1. You finally come to terms with the fact that you're not a good liar. You were an okay enough liar to get off the three-week-long medical malpractice suit, but you can’t figure out a good excuse to get off a civil case involving a 12-year-old being hit by a car (he’s fine, everyone) while crossing in the middle of the street.
2. You start having a week of bad luck. It begins when jury selection takes two days to complete, and continues when you are chosen last as an alternate, have to make an emergency call to a doctor to get your birth control refilled, and lose your wallet in a cab after the NYC ‘Pinup.

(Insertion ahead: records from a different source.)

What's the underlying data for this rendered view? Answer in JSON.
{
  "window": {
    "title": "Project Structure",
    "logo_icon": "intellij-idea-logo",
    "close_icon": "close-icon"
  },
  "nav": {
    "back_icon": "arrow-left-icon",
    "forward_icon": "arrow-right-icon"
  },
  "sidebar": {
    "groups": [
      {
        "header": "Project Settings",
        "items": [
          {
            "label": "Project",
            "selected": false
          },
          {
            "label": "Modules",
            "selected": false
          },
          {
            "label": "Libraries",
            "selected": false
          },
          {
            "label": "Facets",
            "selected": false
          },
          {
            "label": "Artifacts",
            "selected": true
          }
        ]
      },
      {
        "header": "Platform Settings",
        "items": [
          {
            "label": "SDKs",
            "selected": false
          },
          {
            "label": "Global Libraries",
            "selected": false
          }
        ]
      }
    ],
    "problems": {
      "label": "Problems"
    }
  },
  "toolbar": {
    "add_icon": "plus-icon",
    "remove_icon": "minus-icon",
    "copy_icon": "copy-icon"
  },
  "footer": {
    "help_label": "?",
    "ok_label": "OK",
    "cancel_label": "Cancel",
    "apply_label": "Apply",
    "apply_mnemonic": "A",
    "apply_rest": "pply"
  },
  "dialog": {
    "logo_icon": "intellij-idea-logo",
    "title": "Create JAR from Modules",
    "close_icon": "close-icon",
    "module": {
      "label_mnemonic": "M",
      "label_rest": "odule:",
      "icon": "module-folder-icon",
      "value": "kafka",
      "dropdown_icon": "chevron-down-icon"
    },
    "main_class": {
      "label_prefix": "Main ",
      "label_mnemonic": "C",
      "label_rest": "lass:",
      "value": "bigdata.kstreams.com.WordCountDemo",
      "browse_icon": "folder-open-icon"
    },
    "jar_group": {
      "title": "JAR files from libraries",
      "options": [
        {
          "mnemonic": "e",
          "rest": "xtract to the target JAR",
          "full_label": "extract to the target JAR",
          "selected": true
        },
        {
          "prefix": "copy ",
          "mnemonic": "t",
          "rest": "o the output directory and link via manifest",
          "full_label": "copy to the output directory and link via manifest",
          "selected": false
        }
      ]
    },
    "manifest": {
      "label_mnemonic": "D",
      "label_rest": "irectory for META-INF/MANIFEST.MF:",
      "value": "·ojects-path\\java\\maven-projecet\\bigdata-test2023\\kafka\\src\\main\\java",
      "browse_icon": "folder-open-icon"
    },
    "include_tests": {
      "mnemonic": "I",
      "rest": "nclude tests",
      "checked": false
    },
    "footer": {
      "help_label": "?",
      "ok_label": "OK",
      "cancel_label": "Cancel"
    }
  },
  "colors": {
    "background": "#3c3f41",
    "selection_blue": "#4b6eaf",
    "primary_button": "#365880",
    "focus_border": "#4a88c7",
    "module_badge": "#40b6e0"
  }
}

3. In an act of desperation to find something besides McDonald’s to eat during the court lunch break, you trust ordering a fried flounder sandwich from a deli three blocks from the courthouse. It is surprisingly incredible.
4. You eat the sandwich next to an 80-year-old man who is wearing a fedora and eating an entire pound cake with his bare hands.
5. You entertain the idea of marrying this man.
6. You become very familiar with the subway system, and realize that for all the bitching people do about delays and fare hikes, it is surprisingly easy to get to Jamaica, Queens.
7. You realize you have more sympathy for old men than you do ineloquent teenage boys.
8. You become very opinionated about the inefficiency of the New York justice system, which stretches a three-witness civil case over an entire week. This involves the judge telling you to show up at 9:30 and not starting the trial until 11 a.m., coming back from lunch at 2 p.m. and not starting the trial again until 3, and budget cuts making the courthouse close at 4.
9. You want to scream out that you used to live down the street from where the accident happened, so clearly you are the most qualified when it comes to judging who was being negligent.
10. You want to scream at the plaintiff’s lawyer for not understanding how the traffic works at the scene of the accident (or maybe he’s just trying to confuse the jury, but you obviously know what’s up).
11. You resist the urge to tell all the other jurors about the plaintiff’s lawyer’s mistake, as the judge has forbidden you from talking about the trial.
12. You realize just how opinionated you are. As an alternate you are forced to sit in on the entire trial, but when it comes time for deliberation you are whisked away to the courthouse library to read while everyone else gets to actually decide the fate of the defendant. You feel you’ll throw an actual fit if they come to a verdict you don’t agree with.
13. You start feeling powerless. You are burdened with the information of this trial and can’t do anything with it. You start wishing for one of the other jurors to fall ill.
14. You start judging the other jurors. One of them keeps farting during the trial. Another mumbles so much you can never hear what she’s saying. You want to tell someone that clearly these people aren’t fit to determine the fate of the defendant.
15. You wonder if one of the other lawyers you see around would bring on an ageism suit for you, because you’re positive the only reason you’re an alternate is because you’re the youngest one there. Okay, you know it’s because you were interviewed last, but maybe they set it up that way because they’re all ageist.
16. You try to flirt with the lawyers, just to see if you can.
17. You can’t.
18. You run out of reading material in the courthouse library, finishing three comic books, a romance novel, a copy of Bon Appetit and a book about Boss Tweed, so you start flipping through law books.
19. You hope the court officer will notice what you’re doing, and comment on how intelligent you seem, and then tell you that you should be in there instead of that farting woman.
20. You notice your court officer could easily be played by Steve Buscemi.
21. You are whisked into the courtroom when the rest of the jury announces their verdict. They give one you agree with, but no one looks to you for approval while you sit in the back of the courtroom. You take this personally.
22. The judge thanks you for your service, and you nearly scream “WHAT SERVICE?! YOU JUST HAD ME SIT IN A LIBRARY FOR HOURS WHEN I COULD HAVE BEEN MAKING IMPORTANT DECISIONS!”
23. You wonder what it’s like to be held in contempt of court.
24. As you’re leaving the courthouse for the last time, a guy calls you and says he found your wallet in a cab. Things start looking up.
Jaya Saxena can't be the only person playing the Law & Order BUNG-BUNG noise in her head constantly during jury duty, right?